« Ces morts sont une conséquence directe des manquements criminels des gouvernements européens à leur devoir, déclare Oliver Behn, directeur des opérations de MSF. La Covid-19 représente en effet une nouvelle contrainte ; cependant, les récentes mesures visant à décourager ou à bloquer les activités de sauvetage en Méditerranée, dissimulées derrière un discours de santé publique, sont irresponsables et motivées par des calculs politiques. En confiant aux garde-côtes libyens le contrôle des frontières de l'Europe et en refusant de secourir les migrants et réfugiés fuyant la Libye, les États européens montrent que ces vies ne comptent pas pour eux. »
Au cours des cinq derniers mois, l'Italie et Malte ont à maintes reprises refusé de porter assistance aux personnes en danger en mer. Ils ont aussi fermé leurs ports aux navires des ONG ayant à leur bord des personnes secourues en mer.
Des centaines de personnes en détresse en mer sont abandonnées à leur sort pendant des heures, voire des jours, malgré leurs appels à l’aide. Une grande partie d’entre elles sont à nouveau ramenées en Libye où elles disparaissent ensuite des radars, prises dans un cycle de violences et d’exploitation, détenues dans des centres surpeuplés aux conditions insalubres, sans accès à la nourriture ni à l'eau, et sans possibilité de distanciation physique en pleine pandémie mondiale. La semaine dernière, trois personnes ont été tuées par balle et deux autres blessées après avoir été ramenées à terre par les garde-côtes libyens à Khoms.

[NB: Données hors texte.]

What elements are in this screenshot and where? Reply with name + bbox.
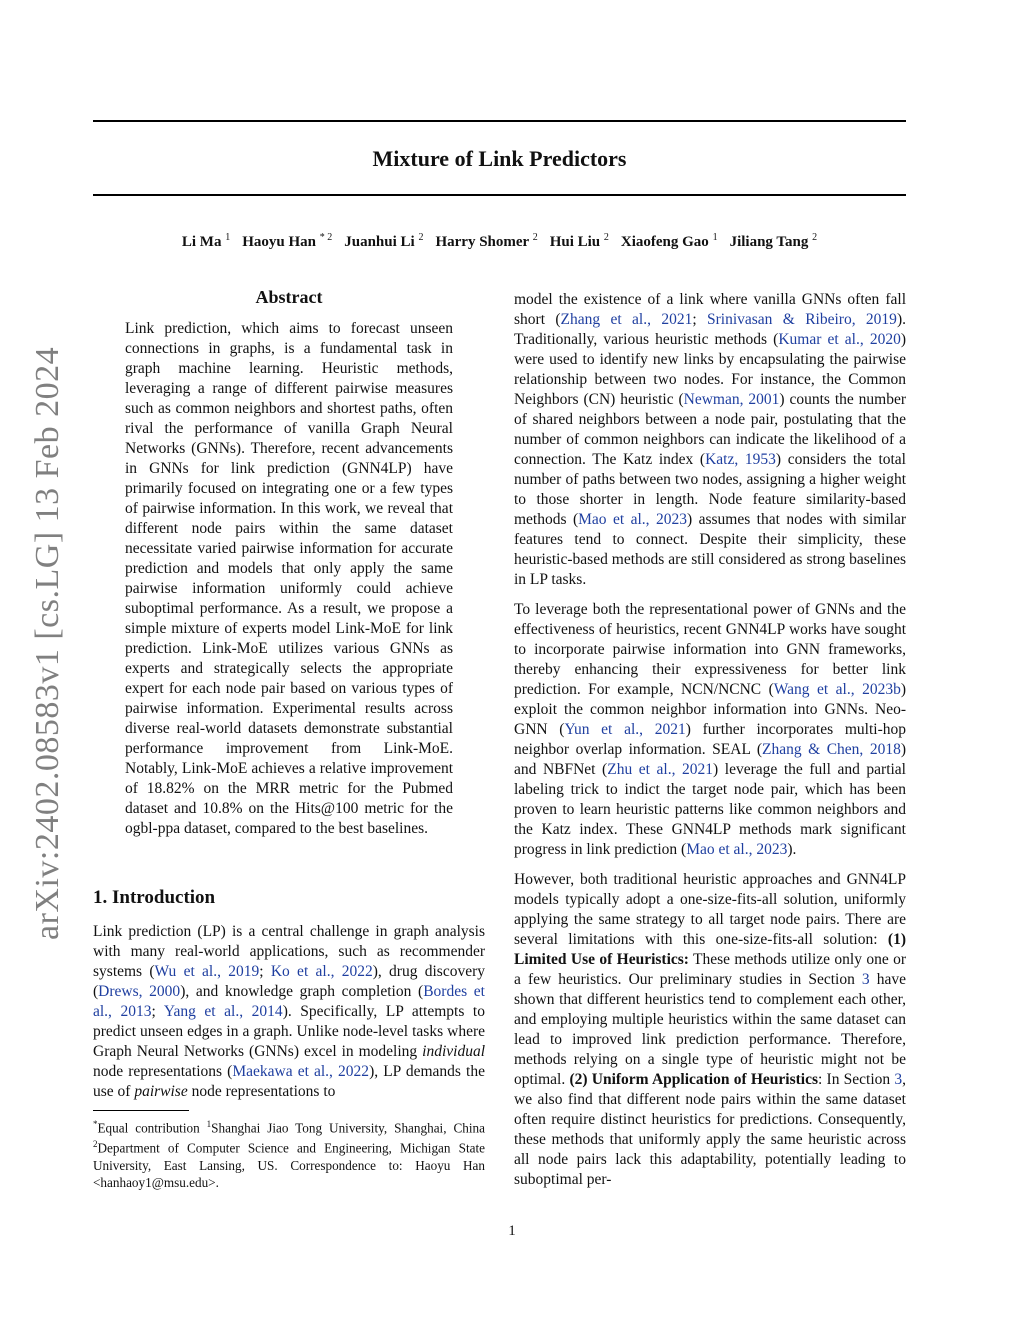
author-name: Juanhui Li $^2$ xyxy=(344,232,424,250)
author-affiliation-mark: 2 xyxy=(603,232,609,243)
author-affiliation-mark: 2 xyxy=(532,232,538,243)
citation-link[interactable]: Yun et al., 2021 xyxy=(564,721,686,738)
abstract-heading: Abstract xyxy=(255,287,323,307)
author-affiliation-mark: 2 xyxy=(418,232,424,243)
italic-term: pairwise xyxy=(134,1083,188,1100)
abstract-paragraph: Link prediction, which aims to forecast unseen connections in graphs, is a fundamental task in graph machine learning. Heuristic methods, leveraging a range of different pairwise measures such as common neighbors and shortest paths, often rival the performance of vanilla Graph Neural Networks (GNNs). Therefore, recent advancements in GNNs for link prediction (GNN4LP) have primarily focused on integrating one or a few types of pairwise information. In this work, we reveal that different node pairs within the same dataset necessitate varied pairwise information for accurate prediction and models that only apply the same pairwise information uniformly could achieve suboptimal performance. As a result, we propose a simple mixture of experts model Link-MoE for link prediction. Link-MoE utilizes various GNNs as experts and strategically selects the appropriate expert for each node pair based on various types of pairwise information. Experimental results across diverse real-world datasets demonstrate substantial performance improvement from Link-MoE. Notably, Link-MoE achieves a relative improvement of 18.82% on the MRR metric for the Pubmed dataset and 10.8% on the Hits@100 metric for the ogbl-ppa dataset, compared to the best baselines. xyxy=(125,320,453,837)
citation-link[interactable]: Zhang et al., 2021 xyxy=(560,311,693,328)
author-name: Haoyu Han $^{* 2}$ xyxy=(242,232,333,250)
author-list xyxy=(93,232,906,251)
title-top-rule xyxy=(93,120,906,122)
author-affiliation-mark: 1 xyxy=(712,232,718,243)
citation-link[interactable]: Zhu et al., 2021 xyxy=(607,761,714,778)
citation-link[interactable]: Drews, 2000 xyxy=(98,983,181,1000)
body-paragraph: model the existence of a link where vanilla GNNs often fall short (Zhang et al., 2021; Srinivasan & Ribeiro, 2019). Traditionally, various heuristic methods (Kumar et al., 2020) were used to identify new links by encapsulating the pairwise relationship between two nodes. For instance, the Common Neighbors (CN) heuristic (Newman, 2001) counts the number of shared neighbors between a node pair, postulating that the number of common neighbors can indicate the likelihood of a connection. The Katz index (Katz, 1953) considers the total number of paths between two nodes, assigning a higher weight to those shorter in length. Node feature similarity-based methods (Mao et al., 2023) assumes that nodes with similar features tend to connect. Despite their simplicity, these heuristic-based methods are still considered as strong baselines in LP tasks. xyxy=(514,291,906,588)
author-name: Harry Shomer $^2$ xyxy=(435,232,538,250)
citation-link[interactable]: Zhang & Chen, 2018 xyxy=(762,741,901,758)
footnote-mark: 2 xyxy=(93,1139,98,1150)
footnote-mark: * xyxy=(93,1119,98,1129)
citation-link[interactable]: 3 xyxy=(894,1071,903,1088)
author-affiliation-mark: * 2 xyxy=(319,232,333,243)
citation-link[interactable]: Katz, 1953 xyxy=(705,451,776,468)
author-name: Jiliang Tang $^2$ xyxy=(729,232,818,250)
citation-link[interactable]: Newman, 2001 xyxy=(683,391,780,408)
footnote-mark: 1 xyxy=(206,1119,212,1129)
citation-link[interactable]: Mao et al., 2023 xyxy=(578,511,687,528)
footnote-rule xyxy=(93,1110,189,1111)
arxiv-identifier: arXiv:2402.08583v1 [cs.LG] 13 Feb 2024 xyxy=(29,346,66,940)
author-affiliation-mark: 1 xyxy=(225,232,231,243)
citation-link[interactable]: Ko et al., 2022 xyxy=(270,963,373,980)
citation-link[interactable]: Yang et al., 2014 xyxy=(163,1003,283,1020)
bold-term: (2) Uniform Application of Heuristics xyxy=(569,1071,818,1088)
citation-link[interactable]: Bordes et al., 2013 xyxy=(93,983,485,1020)
abstract-text xyxy=(125,319,453,839)
author-name: Li Ma $^1$ xyxy=(181,232,231,250)
citation-link[interactable]: Maekawa et al., 2022 xyxy=(232,1063,370,1080)
italic-term: individual xyxy=(422,1043,485,1060)
right-column xyxy=(514,290,906,1200)
citation-link[interactable]: Mao et al., 2023 xyxy=(686,841,788,858)
page-number: 1 xyxy=(508,1223,516,1239)
body-paragraph: However, both traditional heuristic approaches and GNN4LP models typically adopt a one-size-fits-all solution, uniformly applying the same strategy to all target node pairs. There are several limitations with this one-size-fits-all solution: (1) Limited Use of Heuristics: These methods utilize only one or a few heuristics. Our preliminary studies in Section 3 have shown that different heuristics tend to complement each other, and employing multiple heuristics within the same dataset can lead to improved link prediction performance. Therefore, methods relying on a single type of heuristic might not be optimal. (2) Uniform Application of Heuristics: In Section 3, we also find that different node pairs within the same dataset often require distinct heuristics for predictions. Consequently, these methods that uniformly apply the same heuristic across all node pairs lack this adaptability, potentially leading to suboptimal per- xyxy=(514,871,907,1188)
bold-term: (1) Limited Use of Heuristics: xyxy=(514,931,906,968)
author-name: Xiaofeng Gao $^1$ xyxy=(620,232,718,250)
author-name: Hui Liu $^2$ xyxy=(549,232,609,250)
citation-link[interactable]: Wang et al., 2023b xyxy=(773,681,901,698)
citation-link[interactable]: Kumar et al., 2020 xyxy=(778,331,901,348)
author-affiliation-mark: 2 xyxy=(812,232,818,243)
page-title: Mixture of Link Predictors xyxy=(372,146,627,171)
intro-column xyxy=(93,922,485,1102)
citation-link[interactable]: Srinivasan & Ribeiro, 2019 xyxy=(707,311,897,328)
body-paragraph: To leverage both the representational power of GNNs and the effectiveness of heuristics, recent GNN4LP works have sought to incorporate pairwise information into GNN frameworks, thereby enhancing their expressiveness for better link prediction. For example, NCN/NCNC (Wang et al., 2023b) exploit the common neighbor information into GNNs. Neo-GNN (Yun et al., 2021) further incorporates multi-hop neighbor overlap information. SEAL (Zhang & Chen, 2018) and NBFNet (Zhu et al., 2021) leverage the full and partial labeling trick to indict the target node pair, which has been proven to learn heuristic patterns like common neighbors and the Katz index. These GNN4LP methods mark significant progress in link prediction (Mao et al., 2023). xyxy=(514,601,906,858)
section-heading-introduction: 1. Introduction xyxy=(93,887,216,908)
footnote: *Equal contribution $^1$Shanghai Jiao Tong University, Shanghai, China $^2$Department of Computer Science and Engineering, Michigan State University, East Lansing, US. Correspondence to: Haoyu Han <hanhaoy1@msu.edu>. xyxy=(93,1119,485,1190)
citation-link[interactable]: 3 xyxy=(861,971,870,988)
citation-link[interactable]: Wu et al., 2019 xyxy=(154,963,260,980)
intro-paragraph: Link prediction (LP) is a central challenge in graph analysis with many real-world applications, such as recommender systems (Wu et al., 2019; Ko et al., 2022), drug discovery (Drews, 2000), and knowledge graph completion (Bordes et al., 2013; Yang et al., 2014). Specifically, LP attempts to predict unseen edges in a graph. Unlike node-level tasks where Graph Neural Networks (GNNs) excel in modeling individual node representations (Maekawa et al., 2022), LP demands the use of pairwise node representations to xyxy=(93,923,486,1100)
title-bottom-rule xyxy=(93,194,906,196)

Même la Commission européenne reconnait que la Libye est un pays où les migrants et réfugiés sont en grand danger. Pourtant, depuis le début de l'année, 5 650 personnes ont été interceptées et renvoyées de force en Libye, en vertu d'un accord bilatéral financé par l'UE, tandis que des navires civils de recherche et de sauvetage - dont le Sea-Watch 3 et l'Ocean Viking - sont systématiquement bloqués au port en Italie avec des justifications douteuses.

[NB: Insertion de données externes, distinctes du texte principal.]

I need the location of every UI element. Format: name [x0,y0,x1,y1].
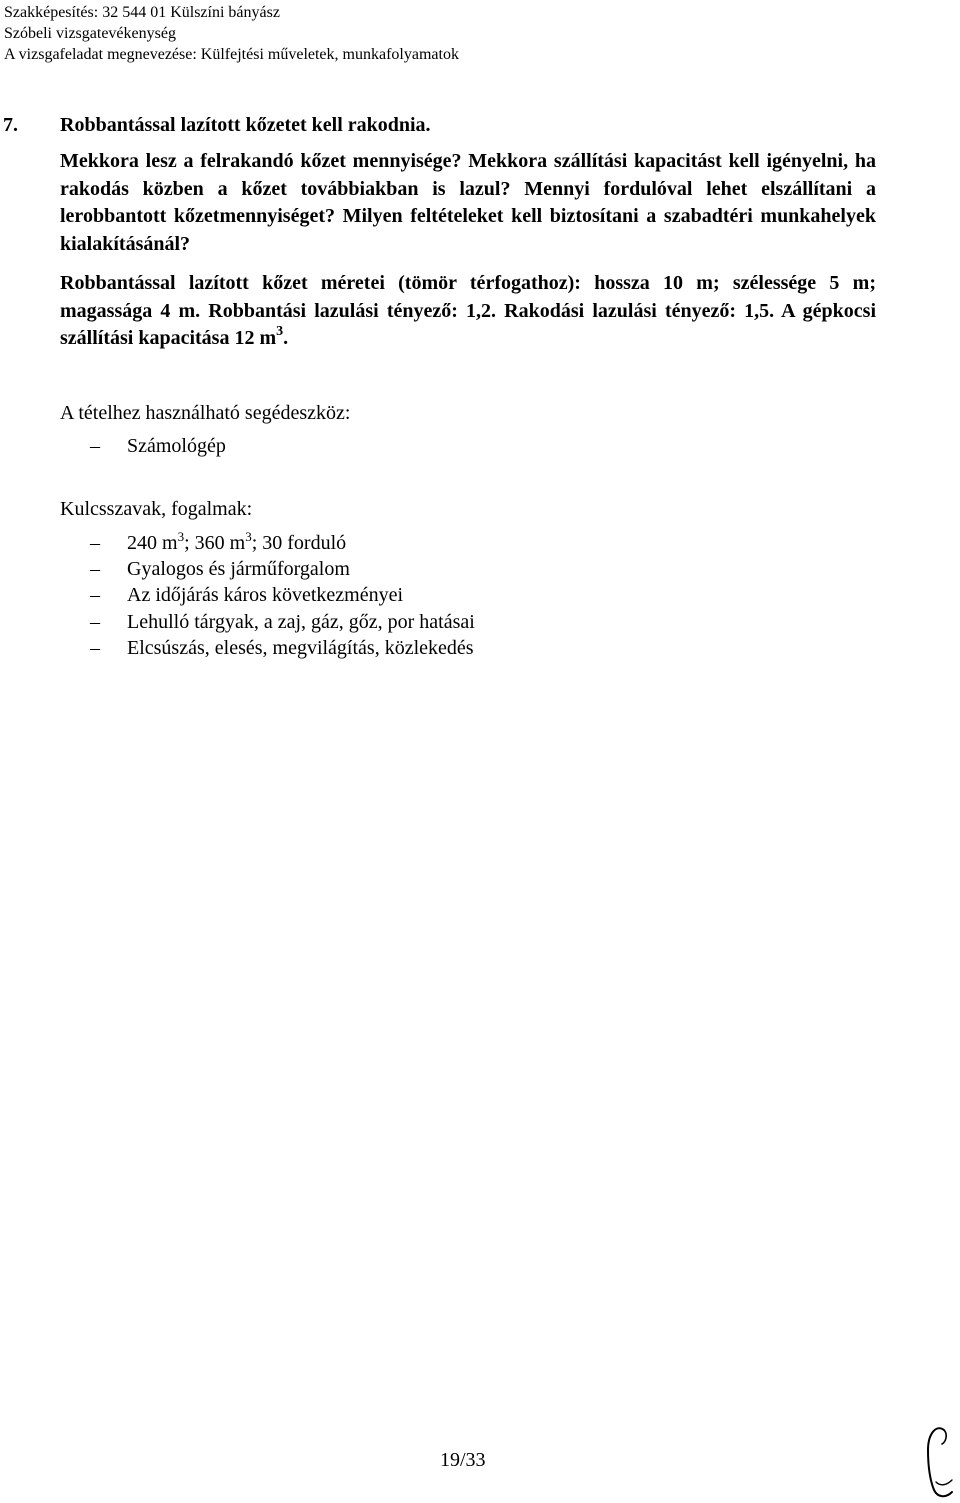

« Le Sea-Watch 4 est une réponse de la société civile à la politique raciste de l'UE qui préfère laisser les gens se noyer plutôt que les voir atteindre les côtes européennes, déclare Philipp Hahn, chef de mission du Sea-Watch 4. C'est un symbole de solidarité avec les personnes en migration et un signal clair à l'UE que, malgré tous leurs efforts pour entraver notre action, nous ne cesserons pas de porter secours. Des personnes sont abandonnées à leur sort en mer ou sont renvoyées vers les violences dont elles tentent de s'échapper, tandis que des avions de surveillance des frontières européens les observent depuis le ciel, complices. Tant que les États européens laisseront des personnes se noyer pour les dissuader de traverser, nous continuerons et nous aurons du soutien. »
Bloquées en Libye sans accès à des alternatives sûres et légales, des milliers de personnes tentent en dernier recours la traversée. La faiblesse actuelle des moyens de recherche et de sauvetage ne les dissuade pas ; elle ne fait qu’aggraver les risques auxquels ils font face. Pour le seul mois de juin, au moins 101 personnes ont été déclarées mortes ou disparues en Méditerranée centrale. Le nombre de personnes ayant tenté la traversée dans des embarcations de fortune a été multiplié par quatre par rapport à la même période l'année dernière.
Les équipes MSF interviennent également pour apporter de l’aide aux migrants, réfugiés et demandeurs d’asile en Libye, où elles fournissent une assistance médicale, psychologique et matérielle dans six centres de détention dans l’ouest et le centre du pays, ainsi qu’à Tripoli.